I'm now understanding that being a mom is the "greatest and hardest job" in the world.  (The first two-ish weeks I only understood the "hardest" part of the job and was longing for the "greatest" part of the job).  Ehren texted me this quote that his friend had sent him from here and it gave me so much reassurance that I was doing okay.  That I was a good mom.  That having a newborn is freaking hard… no matter how good of a baby you have.  I assure you, any parent with a newborn understands this:

"Infants are the drill sergeants of parenting bootcamp.  They give you four basic tasks - diapers, burping, feeding, and napping - and then scream at you when you do them wrong.  There's no encouragement, no smiles, just crying and quiet.  And they give you tasks at any time, day or night.  Just finished changing my diaper?  Change it again.  Good job, now change that one.  After a few months of breaking you down, they build you back up again.  They smile at you.  They sleep through the night.  They hold their head up, so you don't have to.  And after it's over, the tasks you learned - swaddling, diapering, bottle prepping - are tasks you will likely never use again.  But the skills you've gained - patience without sleep, calm in the face of screams, moving your hand into the shit instead of recoiling - are skills that will serve you the rest of your life".  
The other day, my mom asked me what surprised me the most about being a mom and having a baby.  At first, I couldn't think of anything and then a few minutes later, it hit me.  When Ehren and I would go on walks while I was pregnant, we discussed what it was going to be like to be parents.  We talked about how we will probably get frustrated at each other, that it will be a big test to our marriage.  I think I even apologized in advance for getting mad at him!  But what has surprised me the most is how much more I love my husband.  How much stronger our marriage is.  How much I realize I rely on him and look to him for support.  I've realized what a good husband, and now father, he is.  When I was breaking down, crying, regretting the last 10 months, he was strong, encouraging and loving.  He never made me feel guilty for my feelings.  He built me up and loved me and I couldn't be more thankful.
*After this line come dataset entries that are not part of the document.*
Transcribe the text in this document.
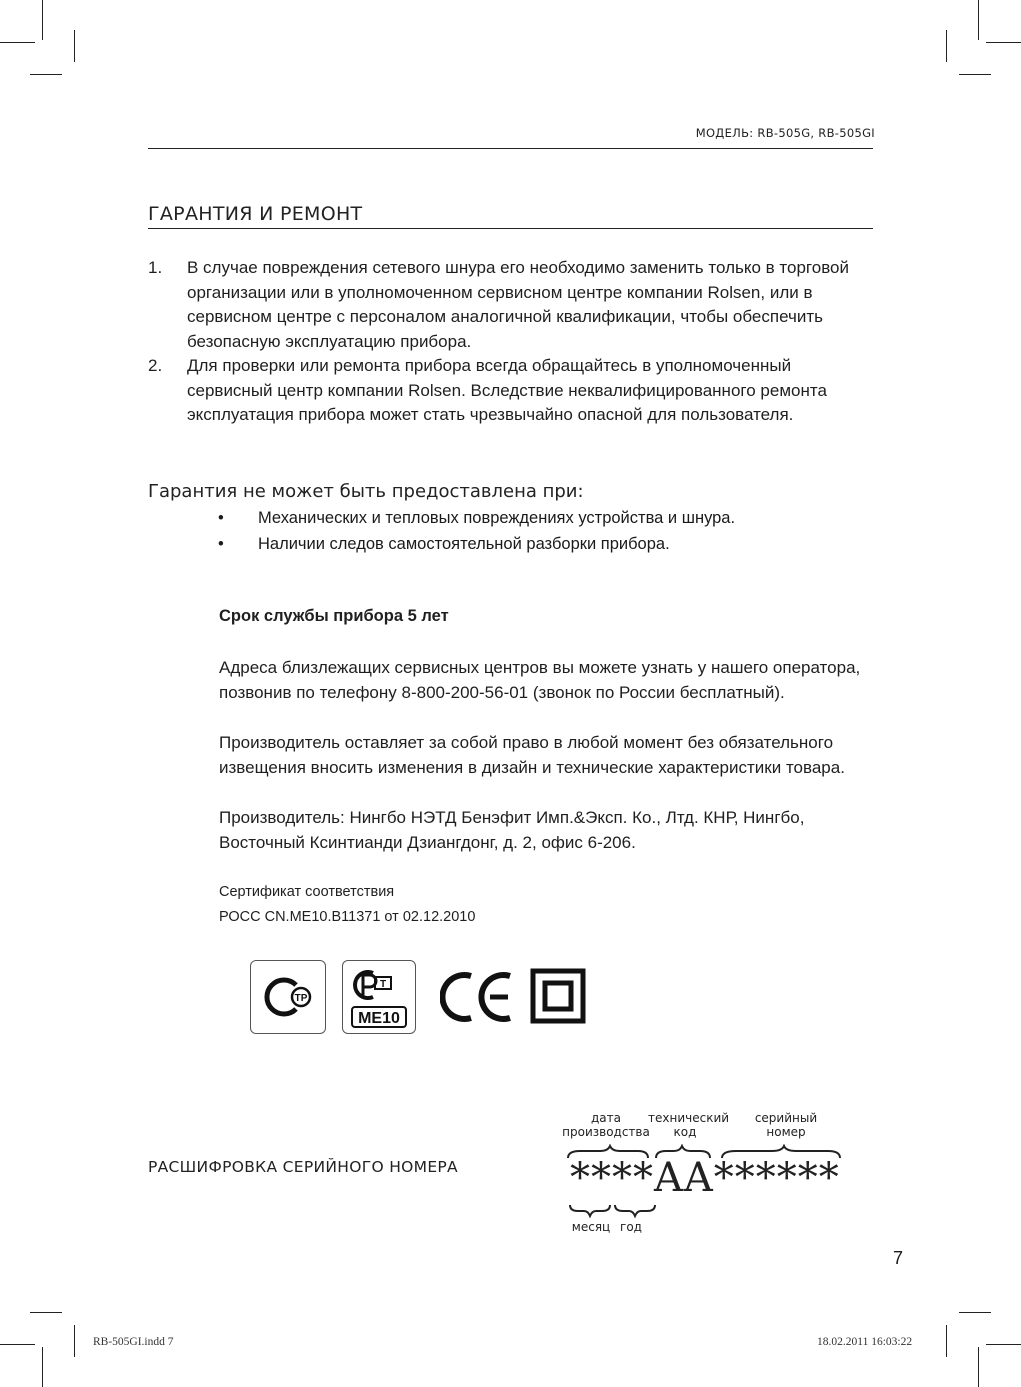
МОДЕЛЬ: RB-505G, RB-505GI
ГАРАНТИЯ И РЕМОНТ
1. В случае повреждения сетевого шнура его необходимо заменить только в торговой организации или в уполномоченном сервисном центре компании Rolsen, или в сервисном центре с персоналом аналогичной квалификации, чтобы обеспечить безопасную эксплуатацию прибора.
2. Для проверки или ремонта прибора всегда обращайтесь в уполномоченный сервисный центр компании Rolsen. Вследствие неквалифицированного ремонта эксплуатация прибора может стать чрезвычайно опасной для пользователя.
Гарантия не может быть предоставлена при:
• Механических и тепловых повреждениях устройства и шнура.
• Наличии следов самостоятельной разборки прибора.
Срок службы прибора 5 лет
Адреса близлежащих сервисных центров вы можете узнать у нашего оператора, позвонив по телефону 8-800-200-56-01 (звонок по России бесплатный).
Производитель оставляет за собой право в любой момент без обязательного извещения вносить изменения в дизайн и технические характеристики товара.
Производитель: Нингбо НЭТД Бенэфит Имп.&Эксп. Ко., Лтд. КНР, Нингбо, Восточный Ксинтианди Дзиангдонг, д. 2, офис 6-206.
Сертификат соответствия
РОСС CN.ME10.B11371 от 02.12.2010
ТР
Т
ME10
РАСШИФРОВКА СЕРИЙНОГО НОМЕРА
дата производства
технический код
серийный номер
****AA******
месяц год
7
RB-505GI.indd 7	18.02.2011 16:03:22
Like I've said before, this blog is for me to write down the goings on of my life, whether it be house projects, an account of my pregnancy, or an emotional outpour.  I hope everyone appreciates the honesty that I've put down on this webpage and that you don't judge me for having such negative feelings towards our little miracle - it was hard for me to admit, hard to write down, and probably hard for you to read.  Just know that no matter how blissful a new mother and baby look through Instagram filters, being a parent is not easy and sometimes the smiles aren't either.  It's the hardest job in the world. 
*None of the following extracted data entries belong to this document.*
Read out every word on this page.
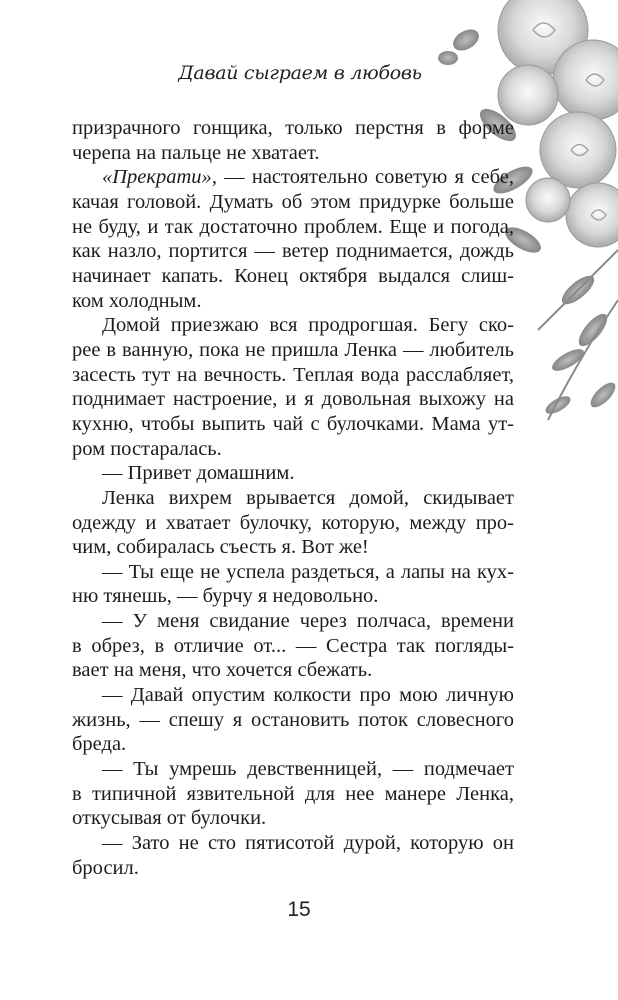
Давай сыграем в любовь
призрачного гонщика, только перстня в форме
черепа на пальце не хватает.
«Прекрати», — настоятельно советую я себе,
качая головой. Думать об этом придурке больше
не буду, и так достаточно проблем. Еще и погода,
как назло, портится — ветер поднимается, дождь
начинает капать. Конец октября выдался слиш-
ком холодным.
Домой приезжаю вся продрогшая. Бегу ско-
рее в ванную, пока не пришла Ленка — любитель
засесть тут на вечность. Теплая вода расслабляет,
поднимает настроение, и я довольная выхожу на
кухню, чтобы выпить чай с булочками. Мама ут-
ром постаралась.
— Привет домашним.
Ленка вихрем врывается домой, скидывает
одежду и хватает булочку, которую, между про-
чим, собиралась съесть я. Вот же!
— Ты еще не успела раздеться, а лапы на кух-
ню тянешь, — бурчу я недовольно.
— У меня свидание через полчаса, времени
в обрез, в отличие от... — Сестра так погляды-
вает на меня, что хочется сбежать.
— Давай опустим колкости про мою личную
жизнь, — спешу я остановить поток словесного
бреда.
— Ты умрешь девственницей, — подмечает
в типичной язвительной для нее манере Ленка,
откусывая от булочки.
— Зато не сто пятисотой дурой, которую он
бросил.
15
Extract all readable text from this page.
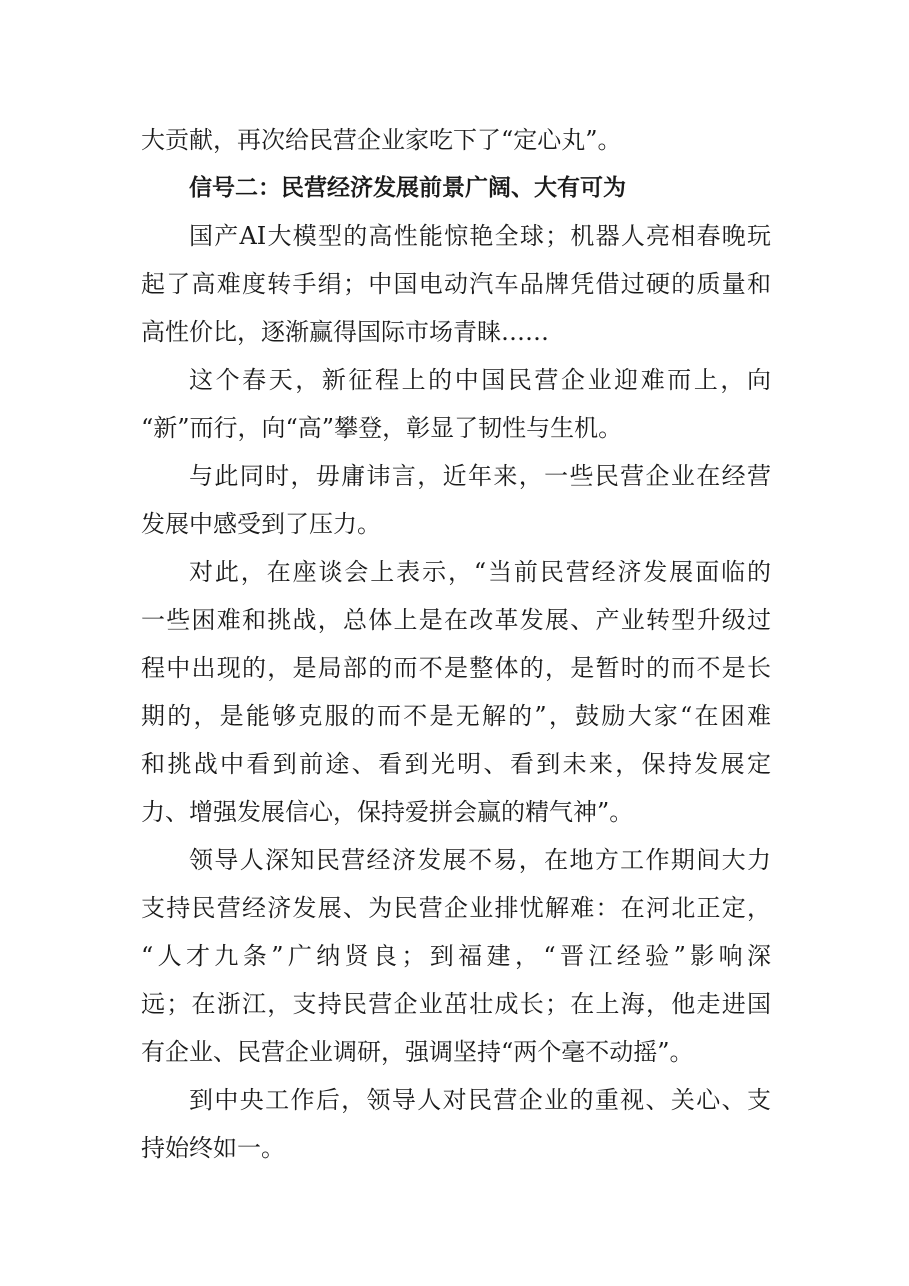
大贡献，再次给民营企业家吃下了“定心丸”。
信号二：民营经济发展前景广阔、大有可为
国产AI大模型的高性能惊艳全球；机器人亮相春晚玩
起了高难度转手绢；中国电动汽车品牌凭借过硬的质量和
高性价比，逐渐赢得国际市场青睐……
这个春天，新征程上的中国民营企业迎难而上，向
“新”而行，向“高”攀登，彰显了韧性与生机。
与此同时，毋庸讳言，近年来，一些民营企业在经营
发展中感受到了压力。
对此，在座谈会上表示，“当前民营经济发展面临的
一些困难和挑战，总体上是在改革发展、产业转型升级过
程中出现的，是局部的而不是整体的，是暂时的而不是长
期的，是能够克服的而不是无解的”，鼓励大家“在困难
和挑战中看到前途、看到光明、看到未来，保持发展定
力、增强发展信心，保持爱拼会赢的精气神”。
领导人深知民营经济发展不易，在地方工作期间大力
支持民营经济发展、为民营企业排忧解难：在河北正定，
“人才九条”广纳贤良；到福建，“晋江经验”影响深
远；在浙江，支持民营企业茁壮成长；在上海，他走进国
有企业、民营企业调研，强调坚持“两个毫不动摇”。
到中央工作后，领导人对民营企业的重视、关心、支
持始终如一。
And now for a picture overload:

First smile caught on camera.

First walk!

Who says the dog gets less love after a new baby?

Loving the cloth diapers! 
First real bath after her umbilical cord finally fell off. 

Easter family selfie.

First time on Mass street. 

First time breastfeeding in public.  I dare you to say something. 

Finger puppet show with dad. 

Happy birthday to Ehren and Cozy!

Ehren's nose feels a lot like a nipple I guess.  Hungry much, Mac?

Why, yes, we went to the KU football spring game when she was 9 days old.

We walked to the store for some groceries; Ehren made himself comfortable.